Raperda Tera Ulang Disahkan DPRD Pekanbaru, Pemko Bisa Tarik Pajak dan Beri Sanksi Pedagang

Pekanbaru, (Antarariau.com) -  Pemerintah Kota Pekanbaru menyambut baik pengesahan Peraturan Daerah  Retribusi Pelayanan Tera Ulang yang baru disahkan DPRD karena akan melindungi konsumen dan meningkatkan Pendapatan Asli Daerah.

"Berdasarkan Undang-Undang Nomor 02 tahun 81 tentang meterologi, bahwa setiap alat ukur takar dan timbang atau perlengkapan yang digunakan di dalam bertransaksi wajib ditera, dengan Perda ini semakin jelas," kata Kepala Dinas Perdagangan dan Perindustrian Kota Pekanbaru, Ingot Ahmad Hutasuhut di Pekanbaru, Selasa.

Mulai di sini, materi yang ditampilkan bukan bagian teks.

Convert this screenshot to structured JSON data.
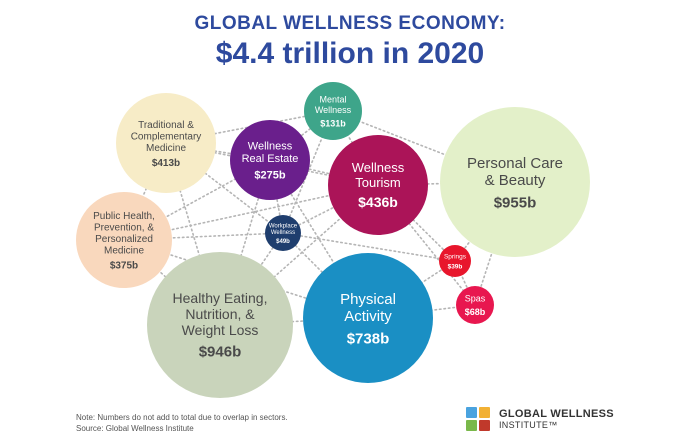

Menurut Ingot Perda Retribusi Pelayanan Tera Ulang sebagai amanah dari Undang-Undang Nomor 2 tahun 1981 dan Undang-Undang Nomor 23 tahun 2014.

Kemudian dengan disahkannya Perda tersebut dinilai sebagai bentuk pembinaan dan pengawalan pemerintah kepada pengguna alat ukur kepala pelaku usaha, baik yang berada di pasar-pasar tradisional dan modern.

"Tera ulang bagian dari perlindungan konsumen, maka kita harus menjamin  masyarakat ketika berbelanja produk atau barang mendapatkan nilai yang sesuai dengan uang yang dikeluarkan jadi kuantitinya harus cukup," ujar Ingot.

Ingot juga menjelaskan, di dalam Perda Retribusi Pelayanan Tera ulang ini juga diatur mengenai sanksi bagi pelaku usaha yang tidak mengindahkan Perda tersebut.

"Sanksi ini juga termasuk poin yang cukup alot dibahas dengan tim Pansus karena disamping soal penegakan hukum juga ada nuansa persuasif ini harus memberi edukasi kepada masyarakat. Bagi yang melanggar dikenakan sanksi mulai dari administrasi hingga sanksi pidana karena ini juga menyangkut undang-undang," imbuhnya.

Sementara itu Wakil Ketua DPRD Sigit Yuwono mengatakan Perda Retribusi Pelayanan Tera ulang sudah disahkan melalui Rapat paripurna ke 1 masa sidang ke II.

Pihaknya berharap ini bisa dijalankan dengan baik dan memberi kontribusi dan jaminan kepada masyarakat sebagai konsumen, bahwa produk yang dibeli sesuai dengan takaran dan nilai uang diberikan kepada pedagang.

Pemerintah harus ada target yang dicapai dalam penegakan perda tera ulang ini dan kontribusi, maka diminta OPD terkait seperti Disperindag  intens turun ke lapangan termasuk juga Satpol PP sebagai penegak.

"Jangan sudah disahkan tetapi tidak dijalankan karena ini sudah menghabiskan anggaran besar maka tunjukkan kepada kami Perda dijalankan dengan baik," tegas Sigit menutup.